AUSTIN, Texas —For all of his adult life, Kurt Bartelmehs has been the one in the crowd who knew more about computers than anyone else. He’s also been the one who knew the most about sound systems and other electronic equipment.
When he was in graduate school, he had seven television sets in his house and stereo speakers in every room.
So it’s not surprising that he’s the technical brains behind the Information Technology (IT) infrastructure of the new Applied Computational Engineering and Sciences (ACES) building. The structure contains the ultimate in audio/visual equipment and 5,500 connection points to go with 1.3 million feet of copper telecommunications cabling.
Bartelmehs’ job as program manager for information technology at ACES is, however, something of a leap from his graduate school training. He earned a doctorate in theoretical chemistry from Virginia Tech.
But his work in that science, he said, was good background for his current job because it had similarities to the computational visualization research being conducted at ACES. As he pointed out, it helps to understand the work of the professors and students who will use the building.
Bartelmehs came to the ACES building in a roundabout way. Already at UT, he was handling technology and audio/visual systems for the College of Natural Sciences and the department of geological sciences. One afternoon when he was leading a tour through one of his retrofitted classrooms, one of his guests was Peter O’Donnell Jr., the donor behind the ACES building.
O’Donnell asked Bartelmehs to look over the audio/visual (A/V) and technical design specifications for the new building, which already was under construction. Bartelmehs said he was alarmed at the plans.
“Nowhere was there a place to plug in a computer,” he said. “All the rooms were different. There was no standardization in terms of technology. Some rooms had a TV in the corner — and that was it.”
Bartelmehs reported back to O’Donnell that if the design were implemented, millions of dollars in equipment would be too complicated to operate. O’Donnell began calling and asking him for advice and eventually Bartelmehs took over the project.
Bartelmehs employs an unorthodox mix of instinct and technical knowledge in his work.
“I had a warm fuzzy feeling about the remote-control system we have in the ACES building,” he said, recalling the first time he saw the Crestron e-control system. “I just knew it was the right one.”
But at the same time, he said, “People tell me I have a good sense of logic.”

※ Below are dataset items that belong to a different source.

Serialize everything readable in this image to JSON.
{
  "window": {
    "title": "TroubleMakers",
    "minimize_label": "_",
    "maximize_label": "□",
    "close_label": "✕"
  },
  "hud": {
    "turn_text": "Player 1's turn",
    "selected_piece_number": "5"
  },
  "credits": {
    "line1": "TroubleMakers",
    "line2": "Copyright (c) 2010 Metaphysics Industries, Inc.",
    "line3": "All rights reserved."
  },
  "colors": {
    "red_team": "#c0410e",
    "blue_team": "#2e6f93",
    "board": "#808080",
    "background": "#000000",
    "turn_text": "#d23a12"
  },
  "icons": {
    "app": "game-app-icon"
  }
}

Bartelmehs exhibits a contagious excitement about technology and a keen sense of what makes it user-friendly. The results are easy to operate high quality and state-of-the-art IT equipment for UT faculty and students.
Bartelmehs has retrofitted and equipped auditoriums and rooms in seven buildings so far on campus. His goal is to standardize the interface to IT equipment and computers University-wide.
“That’s the problem with technology today. There’s no uniformity, no standardization. There are too many choices, too many buttons,” he said. “If it’s more than one button, there are too many buttons.”
Indeed, Bartelmehs’ systems are the simplest of the simple. Using a browser interface to control sound, videos, slide presentations and other media, users operate equipment with a touch-screen. Controls are as simple as a button on the screen that says “Turn On.”
The high tech wizard believes instructional equipment should be so easy to use that technical personnel are not needed to assist. He also understands the tendency to press a lot of buttons on remote controls and electronics, even when it’s not clear what they’re for. That’s why he installs covers over the control buttons of some devices, exposing only the on/off switch for the user.
Bartelmehs gives users a brief equipment orientation each semester. Further support is offered on his individualized web sites for each building. His efforts to keep things simple apparently are working because he rarely gets calls for technical support. “I really get energized when people use my stuff,” he said. “I couldn’t be happier doing what I do.”